[Letters] No longer peripheralIn response to the article on Nov. 11, “A generation fights to reform adoption laws”, I write from the perspective of a Korean adoptee returning to my country of birth in the hopes of being reunited with my birth family.
Adoption agencies are seen as the bridge between adoptive families and adoptees and the birth family. They work to provide a prospective adoptee with the best possible adoptive family and prepare the child for an imminent adoption. In regards to the post-adoption process, many agencies assist adoptees, but it is an area severely lacking a consistent and cohesive framework due to the current adoption laws.
As a Korean adoptee, in retrospect I am grateful for the organization of my adoption, one of the better established and renowned adoption agencies in South Korea. But having started the post-adoption process almost five months ago, I lack confidence in the agency’s ability to fulfill my wish to be reunited with my birth family. I am still waiting for an outcome.
As an adopted child, I was stripped of my Korean citizenship and my Korean heritage, having no rights. In effect I have been “raped” of my heritage by organizations, who should have protected me, with the government being essentially complicit. With a strong longing to recoup my Korean heritage, I am seen as a foreigner, someone who cannot speak the language and who cannot understand the culture.

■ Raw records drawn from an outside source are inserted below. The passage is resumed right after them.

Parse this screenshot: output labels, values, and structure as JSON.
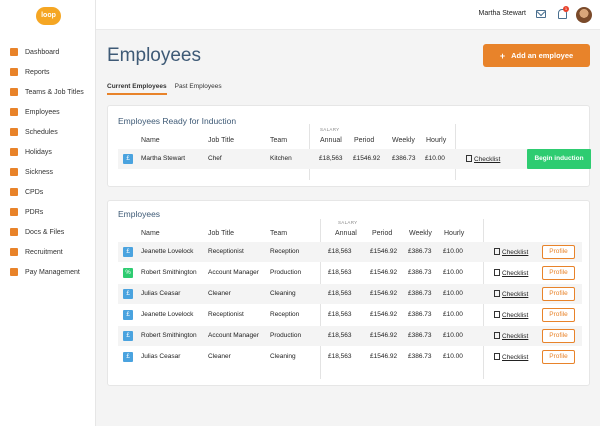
{
  "logo": {
    "text": "loop"
  },
  "sidebar": {
    "items": [
      {
        "label": "Dashboard",
        "icon": "dashboard-icon"
      },
      {
        "label": "Reports",
        "icon": "reports-icon"
      },
      {
        "label": "Teams & Job Titles",
        "icon": "teams-icon"
      },
      {
        "label": "Employees",
        "icon": "employees-icon"
      },
      {
        "label": "Schedules",
        "icon": "schedules-icon"
      },
      {
        "label": "Holidays",
        "icon": "holidays-icon"
      },
      {
        "label": "Sickness",
        "icon": "sickness-icon"
      },
      {
        "label": "CPDs",
        "icon": "cpds-icon"
      },
      {
        "label": "PDRs",
        "icon": "pdrs-icon"
      },
      {
        "label": "Docs & Files",
        "icon": "docs-icon"
      },
      {
        "label": "Recruitment",
        "icon": "recruitment-icon"
      },
      {
        "label": "Pay Management",
        "icon": "pay-icon"
      }
    ]
  },
  "header": {
    "user_name": "Martha Stewart",
    "notification_count": "1"
  },
  "page": {
    "title": "Employees",
    "add_button_label": "Add an employee",
    "tabs": [
      "Current Employees",
      "Past Employees"
    ]
  },
  "columns": {
    "name": "Name",
    "job_title": "Job Title",
    "team": "Team",
    "salary_group": "SALARY",
    "annual": "Annual",
    "period": "Period",
    "weekly": "Weekly",
    "hourly": "Hourly"
  },
  "induction": {
    "title": "Employees Ready for Induction",
    "rows": [
      {
        "badge": "£",
        "name": "Martha Stewart",
        "job": "Chef",
        "team": "Kitchen",
        "annual": "£18,563",
        "period": "£1546.92",
        "weekly": "£386.73",
        "hourly": "£10.00",
        "checklist": "Checklist",
        "action": "Begin induction"
      }
    ]
  },
  "employees": {
    "title": "Employees",
    "checklist_label": "Checklist",
    "profile_label": "Profile",
    "rows": [
      {
        "badge": "£",
        "badge_color": "blue",
        "name": "Jeanette Lovelock",
        "job": "Receptionist",
        "team": "Reception",
        "annual": "£18,563",
        "period": "£1546.92",
        "weekly": "£386.73",
        "hourly": "£10.00"
      },
      {
        "badge": "%",
        "badge_color": "green",
        "name": "Robert Smithington",
        "job": "Account Manager",
        "team": "Production",
        "annual": "£18,563",
        "period": "£1546.92",
        "weekly": "£386.73",
        "hourly": "£10.00"
      },
      {
        "badge": "£",
        "badge_color": "blue",
        "name": "Julias Ceasar",
        "job": "Cleaner",
        "team": "Cleaning",
        "annual": "£18,563",
        "period": "£1546.92",
        "weekly": "£386.73",
        "hourly": "£10.00"
      },
      {
        "badge": "£",
        "badge_color": "blue",
        "name": "Jeanette Lovelock",
        "job": "Receptionist",
        "team": "Reception",
        "annual": "£18,563",
        "period": "£1546.92",
        "weekly": "£386.73",
        "hourly": "£10.00"
      },
      {
        "badge": "£",
        "badge_color": "blue",
        "name": "Robert Smithington",
        "job": "Account Manager",
        "team": "Production",
        "annual": "£18,563",
        "period": "£1546.92",
        "weekly": "£386.73",
        "hourly": "£10.00"
      },
      {
        "badge": "£",
        "badge_color": "blue",
        "name": "Julias Ceasar",
        "job": "Cleaner",
        "team": "Cleaning",
        "annual": "£18,563",
        "period": "£1546.92",
        "weekly": "£386.73",
        "hourly": "£10.00"
      }
    ]
  },
  "colors": {
    "accent": "#e8832a",
    "title": "#3e5a76",
    "success": "#2ecc71",
    "info": "#4aa3df"
  }
}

I have no regrets about being raised in another country, as I believe blood has been arbitrary in terms of my upbringing. But I am ashamed and bewildered, returning to my country of birth and experiencing the feeling that I am not wanted and don’t belong, feelings I am not alien to.
Despite my stoicism in locating my birth family, I can’t help surrendering to the bleak statistic of 2.7 percent of adoptees being reunited with their birth families. I sense that this is due to a combination of false records and misinterpreted information, a strong air of face saving on the part of adoption agencies and the negative atmosphere and stigma associated with abandoned and adopted Korean children. I appreciate the work and activism of adoptee rights and community groups as they essentially give the majority of adoptees a voice, where the vested interests of government groups and adoption agencies are silent, in terms of adoptee rights.
During my post-adoption experience, I have been exposed to a lack of professionalism, with completed post-adoption documents being misplaced by the adoption agency, forcing me to resend my documents. Furthermore the communication with the adoption agency has been deficient as my barrage of e-mails regarding updates about my search has been met with a deafening silence.
I pray that reforms to the adoption laws in Korea improve adoptees’ access to information and records relating to their adoption. I continue to wait with bated breath about any news about my birth family. As long as the adoptee is seen as a peripheral part of the adoption process, then we will continue to wait in darkness.